In one of the greatest movies of the 20th century, Bruce Willis, Ben Affleck, Liv Tyler and more starred in the movie Armageddon, which saw Earth being threatened by an incoming Asteroid that would've seen the end of the planet should a collision happen. Bruce and Ben's characters were part of a team sent into outer space to plant bombs on the massive space rock to save all of humanity.
And while that reeks of a pure Hollywood movie plot, very early this morning, a Maine engineer was actually part of a team that launched a that launched a mission known as DART to re-direct an incoming Asteroid known as the Asteroid Dimorphos, which is currently on a path to directly collide with Earth.

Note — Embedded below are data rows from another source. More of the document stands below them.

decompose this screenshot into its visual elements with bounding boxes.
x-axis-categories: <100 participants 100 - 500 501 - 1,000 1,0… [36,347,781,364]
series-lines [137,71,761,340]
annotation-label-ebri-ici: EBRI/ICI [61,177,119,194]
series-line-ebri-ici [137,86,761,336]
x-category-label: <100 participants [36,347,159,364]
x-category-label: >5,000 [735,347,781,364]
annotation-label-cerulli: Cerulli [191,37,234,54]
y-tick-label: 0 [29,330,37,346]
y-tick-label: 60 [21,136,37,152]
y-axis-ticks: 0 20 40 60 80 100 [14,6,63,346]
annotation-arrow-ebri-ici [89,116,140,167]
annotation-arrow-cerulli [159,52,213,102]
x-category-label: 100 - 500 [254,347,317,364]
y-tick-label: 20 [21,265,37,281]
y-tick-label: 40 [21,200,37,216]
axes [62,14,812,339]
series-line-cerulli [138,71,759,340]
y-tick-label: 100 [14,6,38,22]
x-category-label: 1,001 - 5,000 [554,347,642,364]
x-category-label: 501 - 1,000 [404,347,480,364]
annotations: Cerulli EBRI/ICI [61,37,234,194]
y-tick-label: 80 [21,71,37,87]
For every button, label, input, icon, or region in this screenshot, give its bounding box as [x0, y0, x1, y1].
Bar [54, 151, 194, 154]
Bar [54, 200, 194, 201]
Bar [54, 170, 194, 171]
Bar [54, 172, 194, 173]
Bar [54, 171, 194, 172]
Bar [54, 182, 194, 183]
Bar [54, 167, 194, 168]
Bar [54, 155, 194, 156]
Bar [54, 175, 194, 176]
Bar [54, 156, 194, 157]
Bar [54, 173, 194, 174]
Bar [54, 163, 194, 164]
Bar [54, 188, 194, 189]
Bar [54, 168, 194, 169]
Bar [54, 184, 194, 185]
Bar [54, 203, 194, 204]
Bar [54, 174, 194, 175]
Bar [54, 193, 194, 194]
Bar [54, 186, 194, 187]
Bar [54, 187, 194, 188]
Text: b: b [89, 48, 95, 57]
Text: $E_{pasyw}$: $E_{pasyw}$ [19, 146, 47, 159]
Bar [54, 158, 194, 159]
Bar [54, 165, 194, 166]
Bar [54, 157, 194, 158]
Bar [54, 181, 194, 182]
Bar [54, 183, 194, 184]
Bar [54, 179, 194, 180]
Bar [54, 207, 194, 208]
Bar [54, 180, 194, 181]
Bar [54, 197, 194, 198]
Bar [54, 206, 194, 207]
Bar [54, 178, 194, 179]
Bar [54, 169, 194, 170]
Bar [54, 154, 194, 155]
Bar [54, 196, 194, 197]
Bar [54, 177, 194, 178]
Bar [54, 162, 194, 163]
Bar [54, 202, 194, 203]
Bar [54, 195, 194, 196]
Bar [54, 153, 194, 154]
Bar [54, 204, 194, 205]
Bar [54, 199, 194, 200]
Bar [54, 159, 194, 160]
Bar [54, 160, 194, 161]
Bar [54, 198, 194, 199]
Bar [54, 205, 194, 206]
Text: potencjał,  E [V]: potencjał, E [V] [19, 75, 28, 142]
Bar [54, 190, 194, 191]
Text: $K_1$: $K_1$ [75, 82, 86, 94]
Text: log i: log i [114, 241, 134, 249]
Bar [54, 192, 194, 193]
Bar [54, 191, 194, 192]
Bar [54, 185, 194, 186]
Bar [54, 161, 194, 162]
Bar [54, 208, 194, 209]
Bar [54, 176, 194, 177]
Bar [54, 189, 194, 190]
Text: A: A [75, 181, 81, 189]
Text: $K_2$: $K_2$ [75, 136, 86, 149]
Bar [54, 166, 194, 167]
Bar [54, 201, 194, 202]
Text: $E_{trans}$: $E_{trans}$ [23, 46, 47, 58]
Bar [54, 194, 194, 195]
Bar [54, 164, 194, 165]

The DART mission is more of an offensive strategy as opposed to a defensive one.
According to Mark Jensenius, the Mainer on the mission who discussed this morning's launch with Channel 8 WMTW, the DART (which stands for double asteroid redirection test) mission is more a proactive measure to get out in front of asteroids that are showing a direct path toward Earth and redirect their travel path to minimize the threat of a possible future collision.
How does the DART mission work?
Mark told WMTW that DART actually impacts an asteroid's path by first using its imager and sensors to obtain information to command the spacecraft to maneuver as needed to then forge ahead and collide with the asteroid to redirect its path, all without any human intervention.
As it stands right now, according to WMTW through Mark's explanation, DART should reach the Asteroid Dimorphos in about 10 months while traveling at 15,000 mph, estimate an arrival sometime in September. The DART mission is actually available to be tracked as well on NASA's official website.
Just a Mainer out here doing amazing, intergalactic, Earth-saving things.